Menschen sollen Wohnorte verlassen
Im Süden des Landes forderte die israelische Armee die Einwohner von fast dreißig Ortschaften zur Evakuierung auf. Demnach greift sie überall gezielt Waffenlager und Kommandozentralen der Hisbollah an. Seit Ende September hat Israel seine Angriffe auf die Miliz im Libanon massiv ausgeweitet und die Führung der Terrororganisation dezimiert. Unter anderem wurde Hisbollah-Chef Hassan Nasrallah bei einem israelischen Angriff getötet.
Die proiranische Miliz wiederum, die den Krieg mit Israel vor einem Jahr provoziert hatte, feuerte erneut Raketen auf das Nachbarland ab. Aus dem Südlibanon, wo Israel seit Anfang Oktober Bodentruppen einsetzt, wurden weitere Kämpfe gemeldet.
Libanon spricht von einer Million Geflüchteten
Etwa 1.700 Menschen sind innerhalb eines Jahres durch diesen Krieg gewaltsam ums Leben gekommen, fast 10.000 wurden verletzt, Hunderttausende Zivilisten sind inzwischen auf der Flucht im Libanon, teilte die UN jetzt mit. Die libanesische Regierung spricht gar von mehr als einer Million Menschen.

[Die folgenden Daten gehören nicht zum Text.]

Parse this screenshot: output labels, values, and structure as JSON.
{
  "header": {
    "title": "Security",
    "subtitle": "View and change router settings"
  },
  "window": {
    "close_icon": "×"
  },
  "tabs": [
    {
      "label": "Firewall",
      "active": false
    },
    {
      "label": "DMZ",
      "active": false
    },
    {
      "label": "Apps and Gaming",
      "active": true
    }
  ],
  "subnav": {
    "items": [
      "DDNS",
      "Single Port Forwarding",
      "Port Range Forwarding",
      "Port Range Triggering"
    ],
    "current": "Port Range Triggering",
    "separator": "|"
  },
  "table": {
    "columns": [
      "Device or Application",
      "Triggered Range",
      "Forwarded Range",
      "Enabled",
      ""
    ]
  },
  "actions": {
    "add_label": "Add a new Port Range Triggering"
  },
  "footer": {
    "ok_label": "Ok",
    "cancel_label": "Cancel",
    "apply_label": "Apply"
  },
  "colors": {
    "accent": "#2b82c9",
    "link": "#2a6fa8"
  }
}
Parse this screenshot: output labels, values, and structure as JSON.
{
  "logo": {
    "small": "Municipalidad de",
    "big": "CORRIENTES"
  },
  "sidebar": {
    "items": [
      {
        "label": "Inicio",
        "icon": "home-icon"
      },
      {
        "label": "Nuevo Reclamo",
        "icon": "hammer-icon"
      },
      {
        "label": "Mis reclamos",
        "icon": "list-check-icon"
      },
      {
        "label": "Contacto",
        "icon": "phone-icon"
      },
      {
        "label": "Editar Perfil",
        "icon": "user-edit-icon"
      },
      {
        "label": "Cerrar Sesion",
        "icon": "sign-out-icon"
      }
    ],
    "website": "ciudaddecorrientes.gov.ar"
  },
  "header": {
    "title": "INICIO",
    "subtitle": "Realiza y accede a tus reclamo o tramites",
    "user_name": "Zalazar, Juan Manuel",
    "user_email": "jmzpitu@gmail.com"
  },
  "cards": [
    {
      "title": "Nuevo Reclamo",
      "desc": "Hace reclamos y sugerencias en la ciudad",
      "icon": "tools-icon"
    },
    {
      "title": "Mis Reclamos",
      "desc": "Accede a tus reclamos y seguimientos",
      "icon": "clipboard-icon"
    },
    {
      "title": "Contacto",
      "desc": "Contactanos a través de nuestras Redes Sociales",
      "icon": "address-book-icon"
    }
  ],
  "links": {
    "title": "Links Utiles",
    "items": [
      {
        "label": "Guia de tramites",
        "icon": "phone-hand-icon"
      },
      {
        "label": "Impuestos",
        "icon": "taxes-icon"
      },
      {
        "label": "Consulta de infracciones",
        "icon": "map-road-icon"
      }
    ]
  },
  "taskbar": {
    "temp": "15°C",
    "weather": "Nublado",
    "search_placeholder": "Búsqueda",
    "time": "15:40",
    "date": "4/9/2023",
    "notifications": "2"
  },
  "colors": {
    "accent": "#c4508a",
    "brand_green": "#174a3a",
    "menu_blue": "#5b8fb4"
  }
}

"Es ist eine humanitäre Katastrophe", sagt Roula Amin vom Flüchtlingshilfswerk UNHCR. Amin verweist auf die Menschen, die alleine in den Straßen von Beirut mit Kind und ihren Habseligkeiten campieren. In Lieferwagen, Pkw oder unter freiem Himmel.
Ein Mann, der mit seiner Familie in einem improvisierten Zelt Schutz an der Strandpromenade in Nord-Beirut sucht, sagte der Nachrichtenagentur Reuters, jede Nacht habe es Luftangriffe auf sein Viertel gegeben, Schlaf sei unmöglich gewesen.
Manche, die an der Corniche - einer etwa 4,8 Kilometer langen Seepromenade - Zuflucht suchen, wagen sich tagsüber zurück in ihre Wohnungen, denn dann wird weniger bombardiert. Doch weite Teile von Süd-Beirut sind mittlerweile zerstört. Die staatlichen Unterkünfte reichen längst nicht mehr aus, um die Vertriebenen aufzufangen.
Flughafen grenzt an das Kampfgebiet
Ein Ende sei nicht abzusehen, sagt Roula Amin vom UNHCR. Eine weitere Eskalation der Angriffe bedeute noch mehr Vertreibung, noch mehr Tote, noch mehr Leiden.
Nur wenigen Menschen gelingt es noch, den Libanon per Flugzeug zu verlassen. Einzig die libanesische Middle East Airline fliegt noch ab Beirut, alle anderen Fluggesellschaften haben ihre Verbindungen eingestellt. Der Flughafen grenzt an das Kampfgebiet, eine wichtige Zubringerstraße wurde jetzt bei einem israelischen Luftangriff zerstört.
UN-Kinderhilfswerk unterstützt mit medizinischen Hilfsgütern
Immerhin treffen dort weiterhin internationale Hilfslieferungen ein. Das Kinderhilfswerk der Vereinten Nationen etwa verteilte eigenen Angaben zufolge bisher etwa 125 Tonnen medizinischer Hilfsgüter an libanesische Gesundheitseinrichtungen und versorgte Menschen in Notunterkünften mit Decken und Hygieneartikeln.
Der marode libanesische Staat kann die Versorgung der Vertriebenen nicht garantieren. Der amtierende Regierungschef Nadschib Mikati begrüßte deshalb die Absicht des französischen Präsidenten Emmanuel Macron, angesichts der Kämpfe im Libanon noch in diesem Monat eine internationale Konferenz zur Unterstützung des Landes auszurichten.